Hypothesis / aims of study
Cigarette smoke contains more than 5,000 harmful chemicals, among which nicotine is one of the most dangerous substances and the most abundant in the tobacco leaf. Nicotine is addictive in humans because a portion of the nicotine molecule is similar to acetylcholine, an important brain neurotransmitter. Additionally, it has been found to be present in high concentrations in the bloodstream and urine of smokers (1). Cigarette smoking (CS) is a major risk factor for bladder cancer and according to epidemiological data, smokers, regardless the gender, have two times higher possibility to develop this type of cancer (1). CS is a major risk factor also for bladder dysfunctions such as incontinence and poor bladder and urethral contraction. Furthermore, CS induces the overproduction of reactive oxygen species (ROS) which can damage nucleic acids, proteins and lipids. ROS are considered as a significant class of carcinogens participating in cancer initiation, promotion and progression. Moreover increased ROS induced by bladder outlet obstruction or chronic bladder ischemia have been demonstrated to significantly affect the bladder dysfunction. In the present study, as a major addictive substance of cigarette smoke we selected nicotine and we investigated the effects of nicotine-induced alterations in oxidative stress in the rat bladder. Additionally, the effects of abstinence in the expression of these oxidative stress markers in the bladder were investigated.
Study design, materials and methods
Adult male rats were exposed to nicotine dissolved in drinking water for 10 weeks (100μg/mL; Nico group; n=10). Another group was treated with nicotine dissolved in drinking water for seven weeks (100μg/mL) followed by three weeks of abstinence (Abst group; n=10). The control group (n=10) had free access to drinking water during the experimental period which lasted 10 weeks. At the completion of the 10-week experimental period the animals were sacrificed and the bladders were collected. The oxidative stress parameters: 4-hydroxynonenal (4-HNE); malondialdehyde (MDA); 8- hydroxyguanonisine (8-OHdG) were evaluated in the bladder by immunohistochemistry (IHC); 4-HNE and MDA were used as reliable markers for the evaluation of lipid peroxidation, while 8-OHdG was used as a markers of oxidative DNA damage. Cotinine, a metabolite of nicotine, was measured in the serum and the urine. The expression and localization of nerve growth factor (NGF), which has been identified as a key protein for bladder dysfunction, was investigated by IHC.

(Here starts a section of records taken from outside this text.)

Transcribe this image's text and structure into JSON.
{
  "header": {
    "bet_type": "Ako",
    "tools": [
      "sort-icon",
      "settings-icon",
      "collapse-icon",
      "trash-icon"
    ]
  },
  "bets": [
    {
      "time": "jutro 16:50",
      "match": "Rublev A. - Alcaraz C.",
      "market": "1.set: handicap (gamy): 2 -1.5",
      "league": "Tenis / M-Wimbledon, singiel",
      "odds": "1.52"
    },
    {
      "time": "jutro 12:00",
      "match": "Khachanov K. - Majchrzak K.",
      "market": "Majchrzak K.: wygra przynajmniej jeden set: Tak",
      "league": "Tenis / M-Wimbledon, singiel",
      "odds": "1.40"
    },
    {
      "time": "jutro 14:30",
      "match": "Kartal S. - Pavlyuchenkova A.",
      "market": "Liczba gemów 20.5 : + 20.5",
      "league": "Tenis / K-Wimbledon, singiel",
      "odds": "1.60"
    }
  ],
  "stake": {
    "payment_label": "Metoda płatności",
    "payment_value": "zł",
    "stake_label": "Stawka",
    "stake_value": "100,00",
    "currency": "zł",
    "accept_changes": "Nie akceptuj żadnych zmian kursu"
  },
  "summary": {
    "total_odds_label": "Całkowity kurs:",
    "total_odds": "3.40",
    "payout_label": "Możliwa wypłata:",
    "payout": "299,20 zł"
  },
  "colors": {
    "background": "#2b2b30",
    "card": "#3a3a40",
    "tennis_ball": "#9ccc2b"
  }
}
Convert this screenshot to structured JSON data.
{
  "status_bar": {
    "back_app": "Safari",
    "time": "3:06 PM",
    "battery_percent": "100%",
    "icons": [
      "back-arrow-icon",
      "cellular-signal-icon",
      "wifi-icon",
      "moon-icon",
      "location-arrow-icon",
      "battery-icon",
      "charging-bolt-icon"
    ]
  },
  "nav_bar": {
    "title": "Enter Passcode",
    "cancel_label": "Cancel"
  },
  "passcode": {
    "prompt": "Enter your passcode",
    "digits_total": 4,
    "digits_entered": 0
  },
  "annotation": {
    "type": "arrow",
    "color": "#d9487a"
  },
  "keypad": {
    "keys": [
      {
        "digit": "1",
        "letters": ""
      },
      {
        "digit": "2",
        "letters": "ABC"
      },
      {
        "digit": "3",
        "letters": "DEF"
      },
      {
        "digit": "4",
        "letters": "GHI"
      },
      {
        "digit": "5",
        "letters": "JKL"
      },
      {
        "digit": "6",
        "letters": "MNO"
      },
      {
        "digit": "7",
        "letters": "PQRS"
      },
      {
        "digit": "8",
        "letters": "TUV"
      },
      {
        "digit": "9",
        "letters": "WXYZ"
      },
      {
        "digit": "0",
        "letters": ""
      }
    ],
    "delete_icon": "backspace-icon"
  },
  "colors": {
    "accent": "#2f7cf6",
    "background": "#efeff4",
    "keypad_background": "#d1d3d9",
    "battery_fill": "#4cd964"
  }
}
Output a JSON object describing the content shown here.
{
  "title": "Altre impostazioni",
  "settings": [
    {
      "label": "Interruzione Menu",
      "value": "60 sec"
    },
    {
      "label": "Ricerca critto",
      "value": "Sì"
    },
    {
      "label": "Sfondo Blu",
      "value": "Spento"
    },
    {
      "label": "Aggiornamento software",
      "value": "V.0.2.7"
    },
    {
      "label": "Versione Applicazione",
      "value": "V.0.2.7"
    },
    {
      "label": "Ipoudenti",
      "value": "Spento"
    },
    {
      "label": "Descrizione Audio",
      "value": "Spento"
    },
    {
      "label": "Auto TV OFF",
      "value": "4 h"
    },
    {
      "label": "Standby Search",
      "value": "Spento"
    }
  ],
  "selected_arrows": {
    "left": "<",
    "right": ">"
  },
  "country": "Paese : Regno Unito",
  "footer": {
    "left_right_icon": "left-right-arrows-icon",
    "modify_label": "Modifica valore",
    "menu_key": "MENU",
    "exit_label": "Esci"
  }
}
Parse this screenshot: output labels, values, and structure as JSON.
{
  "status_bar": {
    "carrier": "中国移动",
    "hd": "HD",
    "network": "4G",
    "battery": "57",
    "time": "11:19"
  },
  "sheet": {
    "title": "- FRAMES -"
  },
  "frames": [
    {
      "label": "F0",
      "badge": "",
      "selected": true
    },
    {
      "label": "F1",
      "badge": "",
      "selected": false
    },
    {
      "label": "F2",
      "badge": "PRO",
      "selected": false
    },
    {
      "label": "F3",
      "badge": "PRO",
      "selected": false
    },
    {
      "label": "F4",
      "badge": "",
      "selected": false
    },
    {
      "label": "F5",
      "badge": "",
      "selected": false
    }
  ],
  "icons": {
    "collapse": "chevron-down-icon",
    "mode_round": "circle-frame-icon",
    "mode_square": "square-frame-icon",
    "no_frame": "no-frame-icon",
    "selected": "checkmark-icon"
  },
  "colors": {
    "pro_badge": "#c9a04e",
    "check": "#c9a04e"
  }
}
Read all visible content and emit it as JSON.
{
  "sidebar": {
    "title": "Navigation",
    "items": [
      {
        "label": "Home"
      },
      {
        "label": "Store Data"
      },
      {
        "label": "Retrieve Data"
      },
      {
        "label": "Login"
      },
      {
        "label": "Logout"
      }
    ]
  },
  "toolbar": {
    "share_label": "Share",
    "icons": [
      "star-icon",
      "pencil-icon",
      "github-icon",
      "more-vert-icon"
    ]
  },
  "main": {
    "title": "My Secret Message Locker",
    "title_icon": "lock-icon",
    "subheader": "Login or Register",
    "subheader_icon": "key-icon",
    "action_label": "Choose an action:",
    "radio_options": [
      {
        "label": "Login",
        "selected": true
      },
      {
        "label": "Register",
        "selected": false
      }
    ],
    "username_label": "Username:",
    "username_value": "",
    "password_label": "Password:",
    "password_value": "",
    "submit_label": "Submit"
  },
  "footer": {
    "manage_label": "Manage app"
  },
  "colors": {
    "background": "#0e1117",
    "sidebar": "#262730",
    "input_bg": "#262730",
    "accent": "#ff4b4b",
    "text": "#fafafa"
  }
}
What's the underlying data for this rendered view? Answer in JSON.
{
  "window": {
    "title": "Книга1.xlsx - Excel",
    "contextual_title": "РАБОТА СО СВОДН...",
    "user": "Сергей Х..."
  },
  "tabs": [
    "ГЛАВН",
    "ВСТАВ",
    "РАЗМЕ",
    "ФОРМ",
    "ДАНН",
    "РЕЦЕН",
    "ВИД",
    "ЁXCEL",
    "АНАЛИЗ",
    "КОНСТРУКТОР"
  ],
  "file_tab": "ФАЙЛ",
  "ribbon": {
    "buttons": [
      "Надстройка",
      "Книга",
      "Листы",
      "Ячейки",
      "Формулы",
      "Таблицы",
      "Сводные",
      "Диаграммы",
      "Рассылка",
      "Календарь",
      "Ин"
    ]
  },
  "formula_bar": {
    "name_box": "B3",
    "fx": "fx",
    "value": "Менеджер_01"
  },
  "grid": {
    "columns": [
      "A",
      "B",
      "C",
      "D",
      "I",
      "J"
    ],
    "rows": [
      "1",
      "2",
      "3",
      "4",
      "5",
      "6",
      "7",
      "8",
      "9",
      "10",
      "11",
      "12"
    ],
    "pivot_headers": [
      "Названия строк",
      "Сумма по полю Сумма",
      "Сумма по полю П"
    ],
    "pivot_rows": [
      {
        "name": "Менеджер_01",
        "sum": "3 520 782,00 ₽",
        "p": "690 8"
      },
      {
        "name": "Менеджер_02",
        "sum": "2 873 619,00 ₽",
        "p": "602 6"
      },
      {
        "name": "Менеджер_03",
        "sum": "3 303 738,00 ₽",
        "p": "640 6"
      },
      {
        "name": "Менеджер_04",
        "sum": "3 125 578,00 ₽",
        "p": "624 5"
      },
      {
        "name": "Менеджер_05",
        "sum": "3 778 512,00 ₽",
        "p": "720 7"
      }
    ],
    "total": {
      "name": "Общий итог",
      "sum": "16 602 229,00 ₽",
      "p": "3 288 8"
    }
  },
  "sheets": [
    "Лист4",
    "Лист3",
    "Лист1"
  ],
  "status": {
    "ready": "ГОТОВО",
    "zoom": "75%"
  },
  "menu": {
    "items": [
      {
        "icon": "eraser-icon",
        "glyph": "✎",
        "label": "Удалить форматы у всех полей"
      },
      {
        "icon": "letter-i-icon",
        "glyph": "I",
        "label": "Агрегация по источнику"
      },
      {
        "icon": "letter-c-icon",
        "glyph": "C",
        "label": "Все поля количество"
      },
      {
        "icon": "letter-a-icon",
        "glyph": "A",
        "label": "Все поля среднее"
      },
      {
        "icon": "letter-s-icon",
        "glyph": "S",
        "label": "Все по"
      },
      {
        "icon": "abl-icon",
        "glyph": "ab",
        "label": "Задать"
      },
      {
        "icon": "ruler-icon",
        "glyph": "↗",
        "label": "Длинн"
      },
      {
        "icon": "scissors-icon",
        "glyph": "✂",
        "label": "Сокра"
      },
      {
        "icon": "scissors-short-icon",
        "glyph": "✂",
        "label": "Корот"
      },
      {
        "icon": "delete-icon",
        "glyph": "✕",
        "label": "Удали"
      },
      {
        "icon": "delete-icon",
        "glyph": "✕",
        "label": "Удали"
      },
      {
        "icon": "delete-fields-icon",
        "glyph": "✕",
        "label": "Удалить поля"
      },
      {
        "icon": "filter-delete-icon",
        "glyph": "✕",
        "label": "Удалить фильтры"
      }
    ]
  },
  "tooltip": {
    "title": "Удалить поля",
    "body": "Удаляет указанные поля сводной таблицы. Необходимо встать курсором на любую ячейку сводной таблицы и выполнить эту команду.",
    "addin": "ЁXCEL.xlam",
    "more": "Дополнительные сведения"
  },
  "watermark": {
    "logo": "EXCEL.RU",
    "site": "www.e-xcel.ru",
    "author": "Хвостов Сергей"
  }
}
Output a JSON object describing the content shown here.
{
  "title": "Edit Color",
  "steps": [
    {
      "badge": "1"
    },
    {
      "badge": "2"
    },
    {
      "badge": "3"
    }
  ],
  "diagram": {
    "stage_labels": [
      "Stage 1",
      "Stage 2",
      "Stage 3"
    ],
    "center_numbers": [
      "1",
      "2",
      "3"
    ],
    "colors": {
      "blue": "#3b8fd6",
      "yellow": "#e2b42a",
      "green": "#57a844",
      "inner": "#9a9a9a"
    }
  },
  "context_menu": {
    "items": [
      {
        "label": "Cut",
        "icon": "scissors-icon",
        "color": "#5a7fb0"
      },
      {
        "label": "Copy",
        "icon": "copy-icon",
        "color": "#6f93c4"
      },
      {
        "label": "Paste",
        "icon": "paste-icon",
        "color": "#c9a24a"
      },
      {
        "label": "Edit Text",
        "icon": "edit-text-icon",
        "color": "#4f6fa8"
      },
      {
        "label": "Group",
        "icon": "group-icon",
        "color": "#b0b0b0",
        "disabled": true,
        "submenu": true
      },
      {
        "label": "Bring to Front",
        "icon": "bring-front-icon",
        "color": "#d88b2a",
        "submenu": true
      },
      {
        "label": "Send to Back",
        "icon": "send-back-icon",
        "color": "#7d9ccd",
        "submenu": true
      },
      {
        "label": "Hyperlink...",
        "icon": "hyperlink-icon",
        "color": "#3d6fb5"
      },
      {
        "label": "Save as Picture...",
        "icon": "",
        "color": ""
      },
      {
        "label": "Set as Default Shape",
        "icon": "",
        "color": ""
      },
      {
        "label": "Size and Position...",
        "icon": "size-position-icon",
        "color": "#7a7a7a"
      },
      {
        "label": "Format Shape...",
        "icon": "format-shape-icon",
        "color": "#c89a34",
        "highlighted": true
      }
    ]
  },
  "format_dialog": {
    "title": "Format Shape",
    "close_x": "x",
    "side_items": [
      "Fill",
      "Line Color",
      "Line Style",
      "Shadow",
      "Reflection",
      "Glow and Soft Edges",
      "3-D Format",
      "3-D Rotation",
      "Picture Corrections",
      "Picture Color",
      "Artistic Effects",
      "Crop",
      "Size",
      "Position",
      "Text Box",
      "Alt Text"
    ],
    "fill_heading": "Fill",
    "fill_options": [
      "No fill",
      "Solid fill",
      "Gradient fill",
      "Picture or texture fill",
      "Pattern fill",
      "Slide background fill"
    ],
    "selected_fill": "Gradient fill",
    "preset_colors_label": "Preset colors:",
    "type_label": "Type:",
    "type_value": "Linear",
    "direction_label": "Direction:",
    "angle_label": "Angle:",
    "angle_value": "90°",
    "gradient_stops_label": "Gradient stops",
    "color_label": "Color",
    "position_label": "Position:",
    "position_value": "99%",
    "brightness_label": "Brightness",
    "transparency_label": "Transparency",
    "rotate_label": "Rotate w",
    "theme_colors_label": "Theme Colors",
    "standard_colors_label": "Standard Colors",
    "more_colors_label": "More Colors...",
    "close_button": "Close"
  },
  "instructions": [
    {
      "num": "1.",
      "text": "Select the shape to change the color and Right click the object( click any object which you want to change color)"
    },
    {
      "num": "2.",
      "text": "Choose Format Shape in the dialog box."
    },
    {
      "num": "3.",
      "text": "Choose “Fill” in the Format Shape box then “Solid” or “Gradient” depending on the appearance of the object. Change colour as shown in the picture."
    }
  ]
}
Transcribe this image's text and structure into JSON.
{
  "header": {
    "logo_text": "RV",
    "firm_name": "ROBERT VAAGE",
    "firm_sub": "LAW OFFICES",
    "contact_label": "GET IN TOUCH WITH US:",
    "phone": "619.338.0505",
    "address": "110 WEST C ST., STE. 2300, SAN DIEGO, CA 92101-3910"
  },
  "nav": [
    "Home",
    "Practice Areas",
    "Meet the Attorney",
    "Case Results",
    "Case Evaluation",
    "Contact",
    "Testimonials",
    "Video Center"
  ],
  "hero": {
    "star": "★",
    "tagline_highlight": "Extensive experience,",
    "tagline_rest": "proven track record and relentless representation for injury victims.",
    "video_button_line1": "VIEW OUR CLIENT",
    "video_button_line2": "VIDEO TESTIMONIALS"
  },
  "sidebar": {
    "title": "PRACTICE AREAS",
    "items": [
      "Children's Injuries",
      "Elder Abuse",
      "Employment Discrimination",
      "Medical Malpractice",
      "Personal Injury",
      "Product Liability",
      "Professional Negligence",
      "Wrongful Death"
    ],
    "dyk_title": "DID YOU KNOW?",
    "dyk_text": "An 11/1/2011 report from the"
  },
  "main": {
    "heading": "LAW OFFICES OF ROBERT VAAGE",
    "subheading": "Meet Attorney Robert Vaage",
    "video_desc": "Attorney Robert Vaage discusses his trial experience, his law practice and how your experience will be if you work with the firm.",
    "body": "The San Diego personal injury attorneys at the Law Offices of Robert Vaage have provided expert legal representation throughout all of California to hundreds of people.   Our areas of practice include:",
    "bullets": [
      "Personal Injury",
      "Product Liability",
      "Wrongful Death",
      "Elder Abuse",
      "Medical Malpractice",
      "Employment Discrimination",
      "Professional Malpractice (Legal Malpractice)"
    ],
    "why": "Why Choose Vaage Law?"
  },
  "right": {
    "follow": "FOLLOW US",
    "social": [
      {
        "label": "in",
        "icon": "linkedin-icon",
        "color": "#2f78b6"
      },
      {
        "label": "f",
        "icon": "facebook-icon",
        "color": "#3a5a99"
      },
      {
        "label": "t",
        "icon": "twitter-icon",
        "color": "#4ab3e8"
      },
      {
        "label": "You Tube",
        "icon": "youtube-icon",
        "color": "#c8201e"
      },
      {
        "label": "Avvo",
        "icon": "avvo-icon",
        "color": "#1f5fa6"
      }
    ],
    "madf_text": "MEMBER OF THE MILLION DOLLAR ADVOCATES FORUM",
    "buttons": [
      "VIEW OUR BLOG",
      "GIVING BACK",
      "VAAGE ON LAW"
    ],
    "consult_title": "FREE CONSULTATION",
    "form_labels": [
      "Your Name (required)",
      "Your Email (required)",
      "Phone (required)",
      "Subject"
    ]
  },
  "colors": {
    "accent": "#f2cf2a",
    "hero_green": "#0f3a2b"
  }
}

Ten weeks of nicotine treatment resulted into significant decrease in the body weight (BW), bladder weight (BL) and the ratio BL/BW in Nico group compared to Control. Abstinence for three weeks could significantly increase the BL in the Abst group compared to Nico group. On the other hand, abstinence significantly decreased the cotinine levels in the serum and urine in the Abst group compared to the Nico group. IHC revealed strong expression of lipid peroxidation marker 4-HNE localized both in the urothelium and the smooth muscle cells of the bladder in Nico group, while in Control and Abst groups the expression was mild and localized mainly on the urothelium. MDA showed moderate to strong expression in the urothelium of Nico group, while DNA oxidative damage marker 8-OHdG was strongly expressed in both urothelium and muscle cells area in Nico group compared to the other two groups. NGF expression in the urothelium of Nico group was moderate compared to poor expression in the other two groups. Furthermore histological alterations were observed in the bladder tissue of the Nico group such as: damage in the urothelium indicated by the abruption of the lamina propria from the transitional epithelium, degeneration of the submucosa and edema in the substantial epithelium. These histological changes were not present in the bladder tissue samples of Abst group, where the histological pattern was closer to the Control group.
Interpretation of results
The CS-induced alterations in the bladder function are still not clear. There are some studies demonstrating an association between CS with lower urinary tract symptoms (LUTS) (2,3), but there are still many aspects that need to be clarified. In the present study we investigated the bladder tissue alterations induced by oxidative stress in a nicotine-treated rat model. The nicotine treatment via the upregulation of the oxidative stress markers in the bladder both in the urothelium and the smooth muscle area, further led into an increased expression of the key protein for the bladder dysfunction, NGF. This is a first step to shed some light into the mechanism through which CS induces to some level bladder dysfunction. Future studies which will quantify the expression of NGF and include functional studies are necessary to give clear answers for the exact mechanism through which CS may cause bladder dysfunction.